Była umowa na stole, ale ostatecznie, patrząc na szczegóły, to budżet nie był w tym miejscu w jakim powinien, o jaki pytaliśmy. Podałem im cenę, ale oni nie chcieli zapłacić. Nie wiem czy ten drugi gość chciał walczyć czy nie, ale moje warunki nie zostały spełnione. Analizując tą walkę pod względem ryzyka i nagrody, chciałem dostać odpowiednią wypłatę, ale ostatecznie liczby się nie zgadzały.
Masvidal jest jednak pewien, że walka odbędzie się w latem tego roku.
Nie byliśmy jednak tak daleko od dogadania się, na pewno możemy to zrobić w przyszłości. Myślę, że lipiec to dobry termin.

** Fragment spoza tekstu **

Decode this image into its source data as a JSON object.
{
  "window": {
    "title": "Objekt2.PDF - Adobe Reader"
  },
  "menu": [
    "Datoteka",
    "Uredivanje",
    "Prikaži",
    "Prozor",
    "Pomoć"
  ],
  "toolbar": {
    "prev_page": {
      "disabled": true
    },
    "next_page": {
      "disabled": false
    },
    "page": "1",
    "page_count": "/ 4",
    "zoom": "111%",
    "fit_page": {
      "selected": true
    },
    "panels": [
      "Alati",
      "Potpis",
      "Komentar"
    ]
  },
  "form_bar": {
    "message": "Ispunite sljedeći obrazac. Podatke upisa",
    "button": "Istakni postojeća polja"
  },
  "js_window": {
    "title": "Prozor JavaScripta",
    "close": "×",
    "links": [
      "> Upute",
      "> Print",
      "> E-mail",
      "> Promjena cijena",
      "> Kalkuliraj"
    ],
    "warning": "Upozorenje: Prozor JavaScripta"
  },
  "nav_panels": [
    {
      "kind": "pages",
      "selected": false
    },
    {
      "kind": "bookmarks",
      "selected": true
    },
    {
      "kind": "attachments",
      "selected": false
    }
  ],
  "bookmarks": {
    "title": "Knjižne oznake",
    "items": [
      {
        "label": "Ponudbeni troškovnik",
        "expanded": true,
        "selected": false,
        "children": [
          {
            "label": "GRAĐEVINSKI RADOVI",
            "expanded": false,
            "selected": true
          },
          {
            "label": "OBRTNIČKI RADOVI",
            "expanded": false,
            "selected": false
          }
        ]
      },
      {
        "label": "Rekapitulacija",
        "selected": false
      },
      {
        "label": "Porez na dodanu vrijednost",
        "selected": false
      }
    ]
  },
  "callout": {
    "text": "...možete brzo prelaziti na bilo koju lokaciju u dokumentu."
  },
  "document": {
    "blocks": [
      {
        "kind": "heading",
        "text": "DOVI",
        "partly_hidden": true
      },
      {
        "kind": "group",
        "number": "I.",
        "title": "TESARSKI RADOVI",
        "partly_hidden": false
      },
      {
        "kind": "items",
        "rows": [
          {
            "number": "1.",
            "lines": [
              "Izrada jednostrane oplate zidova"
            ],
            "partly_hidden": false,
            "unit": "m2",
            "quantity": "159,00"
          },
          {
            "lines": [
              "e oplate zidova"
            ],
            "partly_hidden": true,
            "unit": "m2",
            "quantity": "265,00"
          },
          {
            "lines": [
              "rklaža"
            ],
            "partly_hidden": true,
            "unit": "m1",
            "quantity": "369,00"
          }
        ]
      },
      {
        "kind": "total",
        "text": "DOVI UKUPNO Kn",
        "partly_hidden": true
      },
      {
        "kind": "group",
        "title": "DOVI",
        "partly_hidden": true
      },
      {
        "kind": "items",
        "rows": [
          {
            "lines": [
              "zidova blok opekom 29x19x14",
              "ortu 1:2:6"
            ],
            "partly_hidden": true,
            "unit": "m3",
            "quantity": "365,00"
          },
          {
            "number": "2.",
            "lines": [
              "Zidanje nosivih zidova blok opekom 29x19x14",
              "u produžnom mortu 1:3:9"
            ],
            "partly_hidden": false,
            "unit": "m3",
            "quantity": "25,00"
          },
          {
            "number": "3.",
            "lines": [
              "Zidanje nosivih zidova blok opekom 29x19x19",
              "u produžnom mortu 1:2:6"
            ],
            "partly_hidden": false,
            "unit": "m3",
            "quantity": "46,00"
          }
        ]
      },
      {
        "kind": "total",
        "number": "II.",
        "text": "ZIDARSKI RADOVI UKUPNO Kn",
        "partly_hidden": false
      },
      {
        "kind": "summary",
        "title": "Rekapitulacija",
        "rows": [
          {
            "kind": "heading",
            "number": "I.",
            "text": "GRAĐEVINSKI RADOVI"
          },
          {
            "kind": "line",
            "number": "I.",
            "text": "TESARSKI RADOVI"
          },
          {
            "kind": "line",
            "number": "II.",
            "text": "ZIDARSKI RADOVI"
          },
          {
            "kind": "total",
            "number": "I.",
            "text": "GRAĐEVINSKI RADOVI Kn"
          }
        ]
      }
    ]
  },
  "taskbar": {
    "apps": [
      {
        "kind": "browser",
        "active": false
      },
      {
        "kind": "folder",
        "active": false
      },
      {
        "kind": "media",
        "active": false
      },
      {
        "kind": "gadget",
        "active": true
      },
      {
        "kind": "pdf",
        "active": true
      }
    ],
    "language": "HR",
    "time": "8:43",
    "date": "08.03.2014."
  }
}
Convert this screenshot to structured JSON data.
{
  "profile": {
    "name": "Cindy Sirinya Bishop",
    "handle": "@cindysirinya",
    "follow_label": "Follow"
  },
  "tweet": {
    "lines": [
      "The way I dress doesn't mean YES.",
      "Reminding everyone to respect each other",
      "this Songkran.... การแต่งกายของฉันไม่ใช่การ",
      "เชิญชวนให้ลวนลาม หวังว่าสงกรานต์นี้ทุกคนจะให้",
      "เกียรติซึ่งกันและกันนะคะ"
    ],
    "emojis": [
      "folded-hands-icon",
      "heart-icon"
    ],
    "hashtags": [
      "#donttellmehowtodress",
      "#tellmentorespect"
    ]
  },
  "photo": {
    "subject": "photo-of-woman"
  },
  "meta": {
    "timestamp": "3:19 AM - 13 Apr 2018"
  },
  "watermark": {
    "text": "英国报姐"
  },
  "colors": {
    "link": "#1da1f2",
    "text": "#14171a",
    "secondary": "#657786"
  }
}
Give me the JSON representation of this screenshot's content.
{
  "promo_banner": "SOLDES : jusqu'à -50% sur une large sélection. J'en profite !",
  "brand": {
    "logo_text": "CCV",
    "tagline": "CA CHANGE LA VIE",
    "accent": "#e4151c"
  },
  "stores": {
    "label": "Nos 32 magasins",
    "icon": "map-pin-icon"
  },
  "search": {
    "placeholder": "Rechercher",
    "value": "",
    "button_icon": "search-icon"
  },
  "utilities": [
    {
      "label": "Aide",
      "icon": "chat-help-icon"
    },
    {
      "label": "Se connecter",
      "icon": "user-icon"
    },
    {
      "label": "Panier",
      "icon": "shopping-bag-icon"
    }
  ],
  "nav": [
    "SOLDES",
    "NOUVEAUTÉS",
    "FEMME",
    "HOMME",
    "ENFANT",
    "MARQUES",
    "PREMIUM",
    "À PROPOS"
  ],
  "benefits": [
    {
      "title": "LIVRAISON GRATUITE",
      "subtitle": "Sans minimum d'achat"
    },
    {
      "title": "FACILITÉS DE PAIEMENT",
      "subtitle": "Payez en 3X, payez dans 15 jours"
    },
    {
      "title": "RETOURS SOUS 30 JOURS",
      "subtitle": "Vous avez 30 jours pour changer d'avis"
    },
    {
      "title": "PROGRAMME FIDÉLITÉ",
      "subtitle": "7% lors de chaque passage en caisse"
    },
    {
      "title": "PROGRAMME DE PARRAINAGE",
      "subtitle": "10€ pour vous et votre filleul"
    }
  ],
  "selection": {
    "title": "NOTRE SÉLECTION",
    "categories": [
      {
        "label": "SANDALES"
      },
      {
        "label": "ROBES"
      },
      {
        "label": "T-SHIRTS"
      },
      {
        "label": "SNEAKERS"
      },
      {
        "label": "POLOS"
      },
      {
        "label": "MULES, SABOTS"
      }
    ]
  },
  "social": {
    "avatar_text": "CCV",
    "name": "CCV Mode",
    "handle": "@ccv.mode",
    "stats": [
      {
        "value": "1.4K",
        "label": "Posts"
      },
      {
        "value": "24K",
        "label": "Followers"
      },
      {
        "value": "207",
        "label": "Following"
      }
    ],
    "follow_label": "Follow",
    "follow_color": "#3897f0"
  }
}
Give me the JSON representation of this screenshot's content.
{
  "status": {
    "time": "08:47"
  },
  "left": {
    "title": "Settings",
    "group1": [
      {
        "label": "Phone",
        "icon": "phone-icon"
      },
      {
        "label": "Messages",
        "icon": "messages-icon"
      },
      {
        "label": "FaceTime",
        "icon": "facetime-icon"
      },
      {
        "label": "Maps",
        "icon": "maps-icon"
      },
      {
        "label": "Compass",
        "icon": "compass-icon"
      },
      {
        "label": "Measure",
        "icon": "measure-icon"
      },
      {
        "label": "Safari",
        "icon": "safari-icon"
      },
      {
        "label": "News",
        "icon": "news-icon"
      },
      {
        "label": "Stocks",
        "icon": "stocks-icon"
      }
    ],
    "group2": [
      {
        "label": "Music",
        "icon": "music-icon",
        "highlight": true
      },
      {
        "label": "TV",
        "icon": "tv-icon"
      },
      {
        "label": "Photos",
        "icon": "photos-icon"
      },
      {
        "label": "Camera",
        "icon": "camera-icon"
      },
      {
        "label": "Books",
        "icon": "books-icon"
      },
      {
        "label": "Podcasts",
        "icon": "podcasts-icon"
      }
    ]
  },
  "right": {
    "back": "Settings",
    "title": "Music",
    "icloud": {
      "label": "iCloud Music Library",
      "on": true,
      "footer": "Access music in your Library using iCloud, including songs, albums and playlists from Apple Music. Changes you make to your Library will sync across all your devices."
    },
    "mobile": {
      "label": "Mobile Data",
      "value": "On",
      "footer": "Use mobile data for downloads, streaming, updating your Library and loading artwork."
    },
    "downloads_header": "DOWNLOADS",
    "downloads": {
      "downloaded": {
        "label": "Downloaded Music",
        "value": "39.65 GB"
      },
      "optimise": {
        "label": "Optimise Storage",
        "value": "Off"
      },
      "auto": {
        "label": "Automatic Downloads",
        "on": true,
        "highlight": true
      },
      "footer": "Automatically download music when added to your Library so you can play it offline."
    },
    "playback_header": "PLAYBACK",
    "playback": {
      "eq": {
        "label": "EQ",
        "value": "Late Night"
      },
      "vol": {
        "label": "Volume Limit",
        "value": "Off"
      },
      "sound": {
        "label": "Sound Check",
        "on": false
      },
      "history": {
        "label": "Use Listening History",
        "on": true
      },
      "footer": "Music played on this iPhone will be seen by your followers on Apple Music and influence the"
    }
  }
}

Chcę walki wieczoru, chcę żeby cały świat to zobaczył.
To nudny gość. Patrząc na to zestawienie ze strategicznego punktu widzenia, on ani nie chce walczyć w stójce, ani nie chce bić się w pełni w parterze. Jedyne czego możemy być pewni to to, że przetrzymuje po prostu rywali. Jest pier*oloną maszyną do przetrzymywania. Pierwszą walką, w której tego nie robił było starcie z ostatnim gościem (Covington) i widzieliśmy walkę kickboxerską. Świat w końcu mógł go pochwalić, bo nie była to jego zwyczajna, nudna walka i zadawał nawet ciosy.
Wiemy jednak, że nie będzie tak walczył ze mną. Będzie udawał, że chce bić się w stójce, ale zaraz pójdzie po obalenie i szybko się dowie, że nie dam się mu trzymać w parterze. Na pewno nie dam mu się zdominować grapplersko. Stawiam na to swoje życie i pieniądze. Jestem przekonany, że jestem od niego lepszym zawodnikiem i udowodnię to w lipcu.
Usman (16-1 MMA) w ostatniej walce obronił tytuł mistrzowski kategorii półśredniej na UFC 245 w pojedynku z Colbym Covingtonem. „Nigeryjski Koszmar” zdobył pas mistrza w pojedynku z Tyronem Woodleyem na UFC 235. Do walk zawodnik przygotowuje się pod okiem Henriego Hoofta.
Masvidal (35-13 MMA) miał niezwykle udany 2019 rok. Jorge nokautował kolejno Darrena Tilla, Bena Askrena i Nate’a Diaza. W ostatnim pojedynku zdobył unikalny pas „BMF”. „Gamebred” w starciu z Askrenem pobił rekord – w 5 sekund odprawił latającym kolanem „Funky’ego”, co było najszybszym nokautem w historii UFC. Zawodnik reprezentuje ATT – ten sam klub co poprzedni rywal Usmana, Colby Covington.